The debate over whether marriage is a desirable or useful right for gay couples continues within the gay community, but for these two, there is no debate. "As I was raised, marriage was a sacrament," says Gill, the son of two Catholic Irish immigrants who live in Queens. "My parents had that and I want to have that."

Of course, the Roman Catholic Church is not likely to bestow that sacrament on Gill, and his parents themselves remain severely uncomfortable with his desire to draw comparisons between his gay relationship and their heterosexual one. "They think we've blown it all out of proportion," says Gill, "and they were afraid for us. My mother has said she's trying to deal with it, trying to understand it, but it's very difficult. My father is still in a state of shock.

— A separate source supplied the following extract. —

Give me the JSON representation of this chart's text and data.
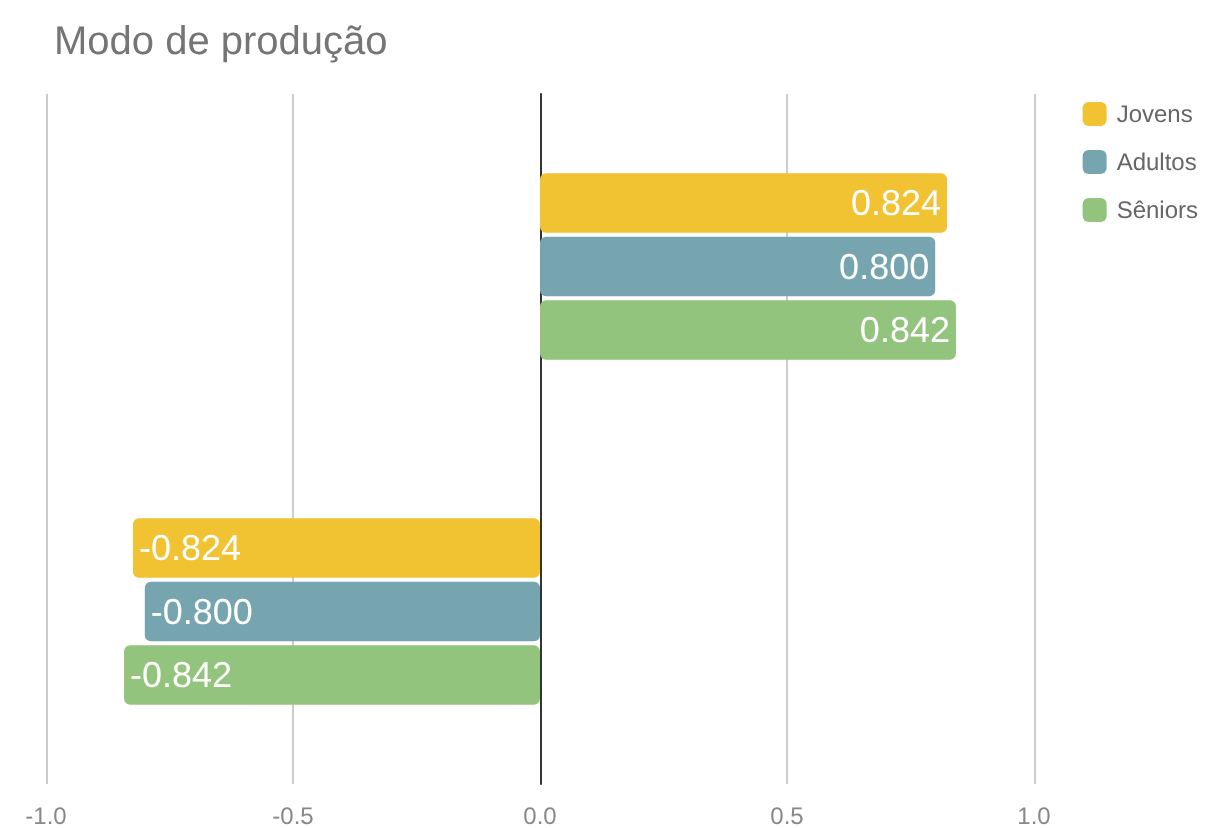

It's been a second coming out for them."

For Dean's mother on Long Island the thought of the publicity was terrifying, he says, but now she calls him up periodically to report on neighbors who have seen him on TV and confided to her that they too have a gay son or daughter.

The men say that if they are not allowed to marry in the eyes of the state, they will hold a religious ceremony marking their commitment to each other.

"There are so many societal pressures on a gay or lesbian couple," says Dean. "The running joke in our community is that when we say we've been together for five years, that's like 20 years in straight life."

He laughs at the joke and so does Gill, two spokesmen able to take a brief moment off from their serious duty.